Locomotive 1218: type 2-8-0, standard gauge, 56 cylinders 22”x28”, total engine weight 198,850 lbs.  Weight on driver 175,050 lbs, boiler pressure 200 psi, driver diameter 54”, tractive effort 42,553 lbs., Construction # 34745, Super Heater type A 25 Units, Dome Throttle, Fuel: soft coal, MB type standard stoker, engine loc on locomotive, #8 fire box door.  2 each #10 Nathan Simplex Injectors with side checks. 25-51/2 flues 166 2” tubes. DV-3 mechanized lubricator, 4 each.   Wilson Blowdown valves two feeding blowdown separator on top of boiler, 6 E.T. airbrake equip. with a Westinghouse 150 cc air compressor.  Barco low water alarm, Walschvert Valvegear, Elco power reverse, Okadee, air operated cylinder cocks, 2 gallon Superior soot blowers, Nathan 3 feed hydrostatic lubricator for stoker and air pump, 2 water glasses and one water column with dry cocks.

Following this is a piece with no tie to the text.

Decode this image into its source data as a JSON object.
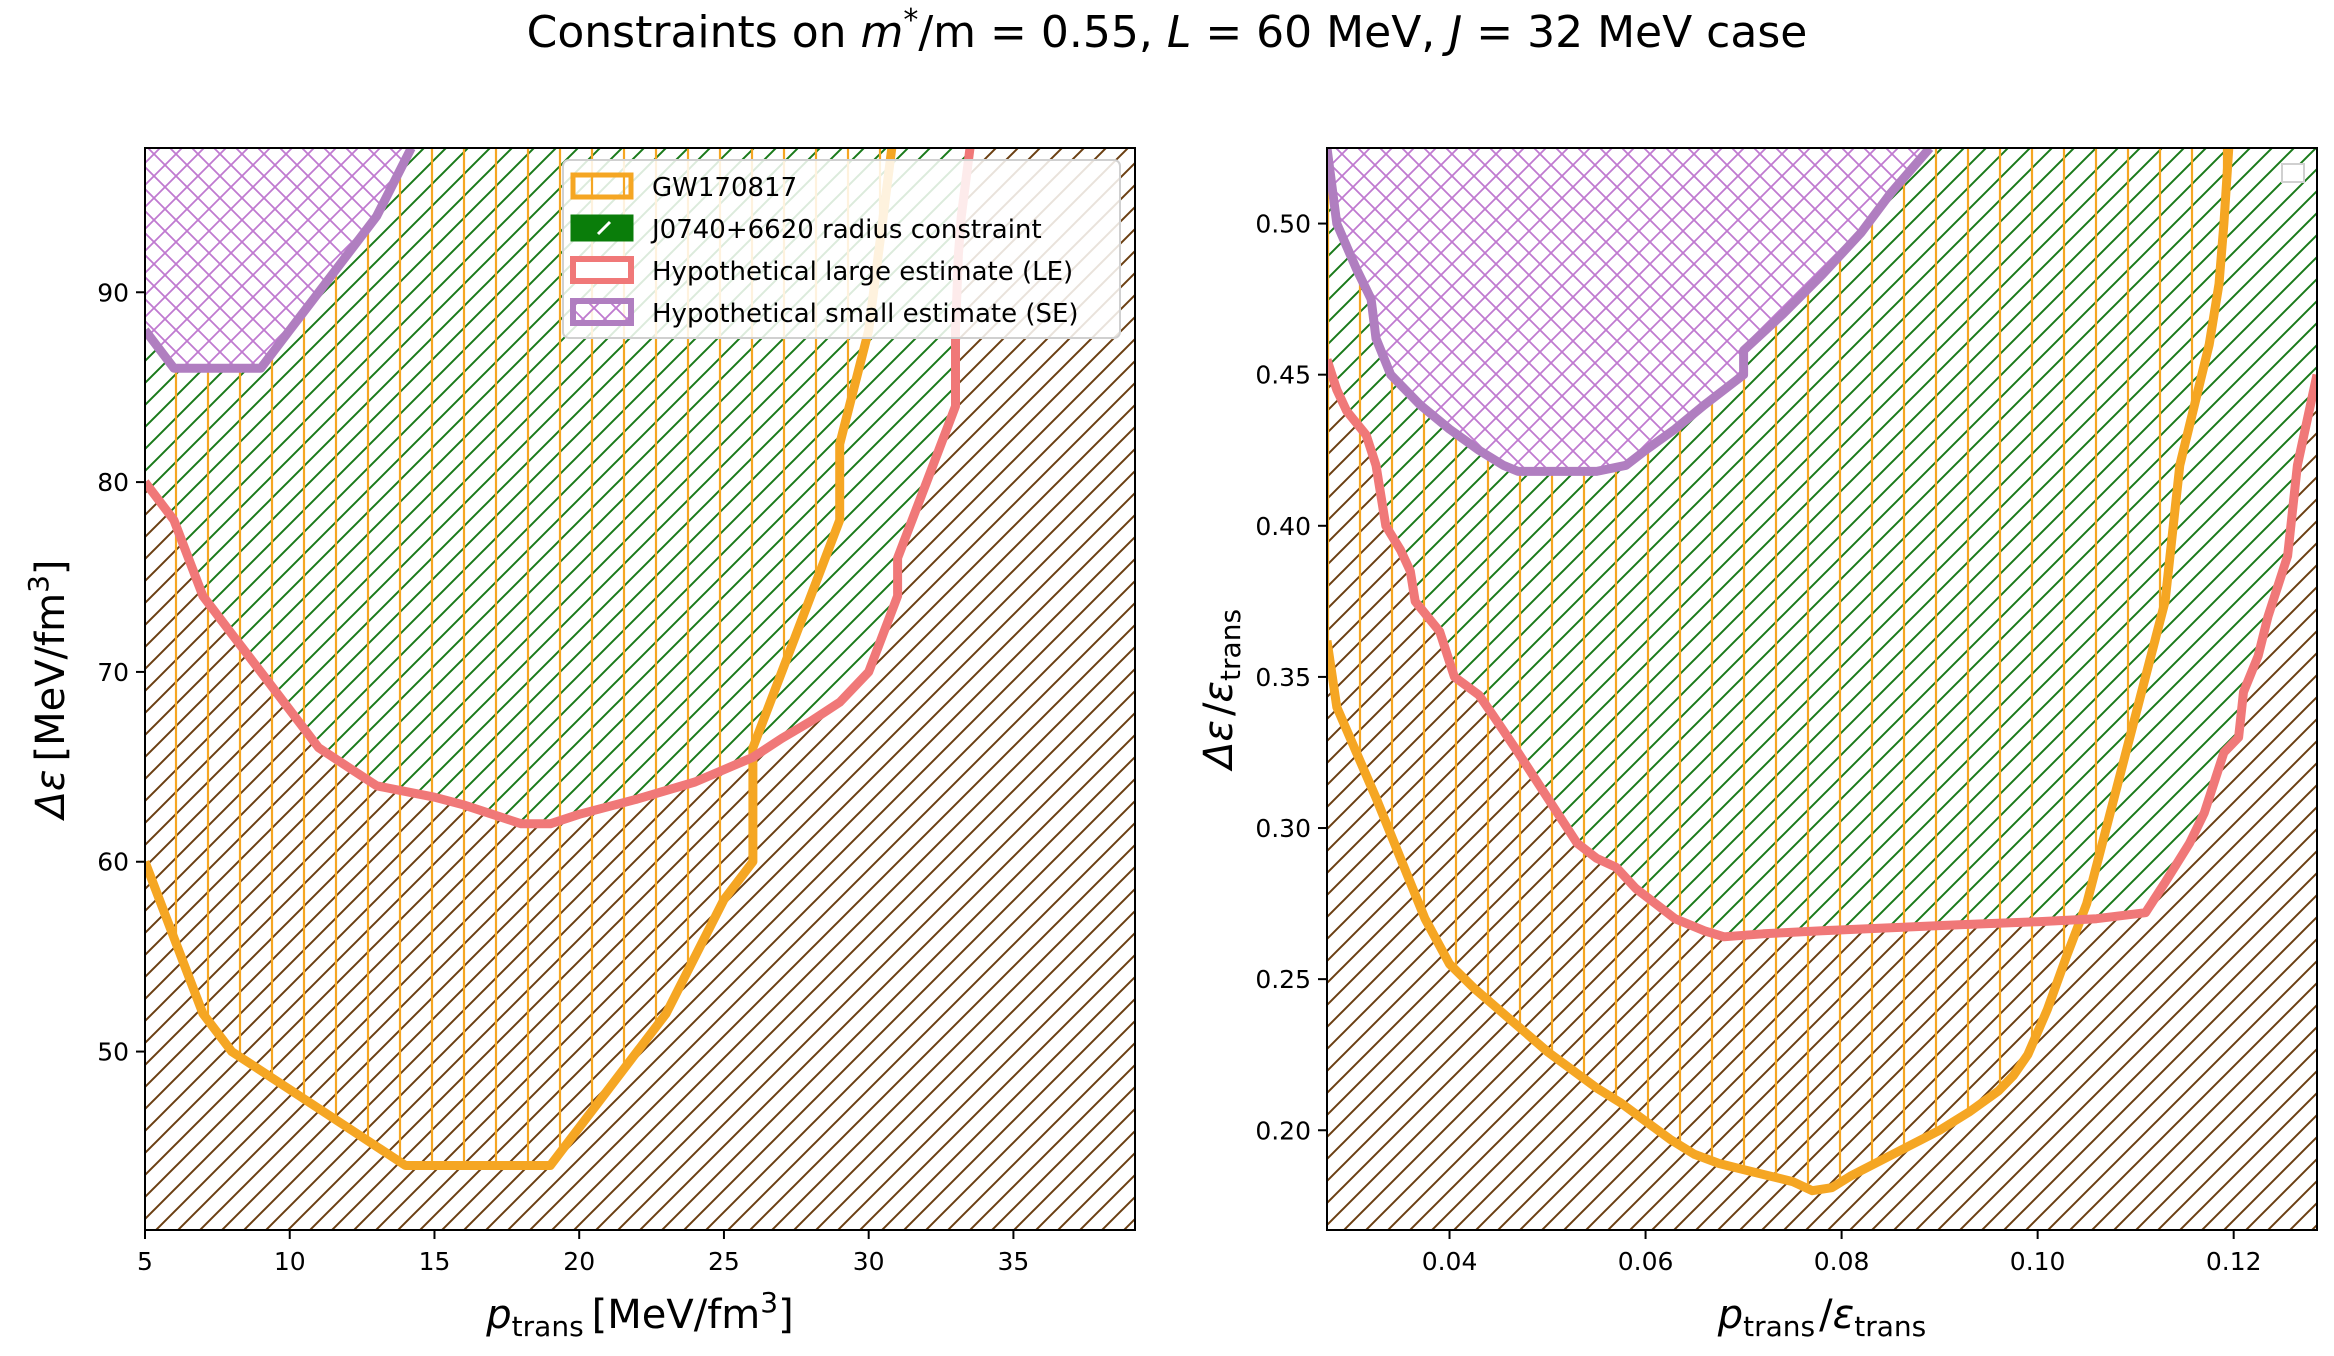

In time, this locomotive was replaced by heavier and more powerful locomotives. However, it still pulled trains, albeit lighter loads. A fun story from Leo Pullar from Hoyt Lakes who reported this story in July, 2016 about Engine 1218:

 

“In 1952 I was working as a Fireman for the DM&IR and living in Virginia, Minnesota with my new wife.  Because I couldn’t afford a honeymoon and didn’t want to be away from my new bride, I requested work closer to home.  I was assigned to Engine 1218 which, at the time, was carrying mail and passengers from Virginia, to Iron and Eveleth and back to Virginia daily.” 

 

In 1962, Engine 1218 was donated by the DM&IR to the City of Tower for display and historical purposes where it has become a focal point of the Tower Train Depot Museum.

Engine 1218 is presently the largest, grandest and most impressive attraction of the Tower Train Depot Museum. Looking at this mammoth piece of machinery, one is in awe of the extraordinary power it represents as the force that carried millions of tons of iron ore for decades. It rests now in Tower as an impressive reminder of the past.